You are reading 1 of 2 free-access articles allowed for 30 days
The patient representative on the National Public Health Emergency Team (NPHET) dealing with carbapenemase-producing Enterobacteriaceae (CPE) wrote to Minister for Health Simon Harris in late 2018 to say the process had “slipped into a coma”.
In an email to Minister Harris on 28 November last, Ms Bernie O’Reilly enquired if the emergency designation on the superbugs had ended and added that “the meetings seem to have”.
The NPHET was convened after the Minister declared a public health emergency on CPE in October 2017. According to Ms O’Reilly’s email, “it had a slow start but then achieved some real outcomes”, including increased screening and a system to help limit spread.
She wrote that declaration of the emergency “kickstarted the awareness and the work – but what now?”
“As a voluntary member of NPHET representing patients and the public you would think I should know the answer to ‘what now’. But I observe that the process of work has slipped into a coma.”
The Department has signalled it will soon end the CPE public health emergency, although Minister Harris has conceded that the threat is not considered resolved.
In a comment to the Medical Independent in May, Ms O’Reilly said the frequency of NPHET meetings had declined when she wrote to the Minister. She welcomed a recent funding commitment of €5 million on top of €2 million allocated in 2018 for infection prevention and control teams in acute hospitals and community care settings in 2019.

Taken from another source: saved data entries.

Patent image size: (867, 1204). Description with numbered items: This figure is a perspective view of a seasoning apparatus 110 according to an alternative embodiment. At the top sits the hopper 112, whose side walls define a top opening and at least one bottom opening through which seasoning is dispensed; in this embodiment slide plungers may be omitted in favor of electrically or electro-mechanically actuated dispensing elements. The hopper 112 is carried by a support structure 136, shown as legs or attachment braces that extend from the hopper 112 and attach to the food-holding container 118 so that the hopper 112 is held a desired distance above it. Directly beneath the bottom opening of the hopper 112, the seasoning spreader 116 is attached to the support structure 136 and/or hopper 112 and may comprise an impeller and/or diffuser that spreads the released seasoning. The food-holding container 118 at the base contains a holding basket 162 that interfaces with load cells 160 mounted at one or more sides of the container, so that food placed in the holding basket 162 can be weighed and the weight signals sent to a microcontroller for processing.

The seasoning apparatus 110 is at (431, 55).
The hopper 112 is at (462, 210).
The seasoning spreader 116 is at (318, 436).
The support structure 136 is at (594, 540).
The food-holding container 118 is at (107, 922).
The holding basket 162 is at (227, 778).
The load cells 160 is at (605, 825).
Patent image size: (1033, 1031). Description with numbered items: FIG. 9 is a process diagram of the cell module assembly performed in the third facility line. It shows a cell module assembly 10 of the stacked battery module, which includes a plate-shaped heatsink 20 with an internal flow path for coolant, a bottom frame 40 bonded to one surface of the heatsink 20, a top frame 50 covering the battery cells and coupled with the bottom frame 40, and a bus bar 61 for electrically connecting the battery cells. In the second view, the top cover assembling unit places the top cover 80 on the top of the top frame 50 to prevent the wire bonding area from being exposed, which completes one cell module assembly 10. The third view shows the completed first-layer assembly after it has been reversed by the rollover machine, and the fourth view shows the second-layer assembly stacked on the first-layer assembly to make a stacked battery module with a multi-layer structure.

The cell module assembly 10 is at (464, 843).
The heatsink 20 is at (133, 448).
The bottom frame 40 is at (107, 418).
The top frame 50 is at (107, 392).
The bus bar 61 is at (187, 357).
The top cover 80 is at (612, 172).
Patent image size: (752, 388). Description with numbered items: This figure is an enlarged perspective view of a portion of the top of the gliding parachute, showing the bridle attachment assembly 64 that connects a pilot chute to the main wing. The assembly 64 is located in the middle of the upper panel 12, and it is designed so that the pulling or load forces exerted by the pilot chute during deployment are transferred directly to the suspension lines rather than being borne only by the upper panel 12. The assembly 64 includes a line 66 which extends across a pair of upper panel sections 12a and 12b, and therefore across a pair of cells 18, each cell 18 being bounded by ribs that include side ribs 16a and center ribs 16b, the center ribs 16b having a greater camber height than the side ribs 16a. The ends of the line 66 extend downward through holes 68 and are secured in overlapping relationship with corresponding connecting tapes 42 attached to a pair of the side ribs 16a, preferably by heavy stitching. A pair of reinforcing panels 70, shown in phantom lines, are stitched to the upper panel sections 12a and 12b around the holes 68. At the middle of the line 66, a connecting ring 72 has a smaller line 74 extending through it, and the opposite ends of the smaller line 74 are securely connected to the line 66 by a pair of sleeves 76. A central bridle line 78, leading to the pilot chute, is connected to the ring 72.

“I do think the HSE and Department of Health are treating antimicrobial resistance with the gravity it demands but it is not one simple fix,” stated Ms O’Reilly. “Influencing public perceptions around antimicrobial use and hand hygiene is extremely important. Our aging hospitals and healthcare buildings present difficulties and do not afford us optimum isolation facilities for infection control purposes.” She said tackling CPE will be “a long-haul job”.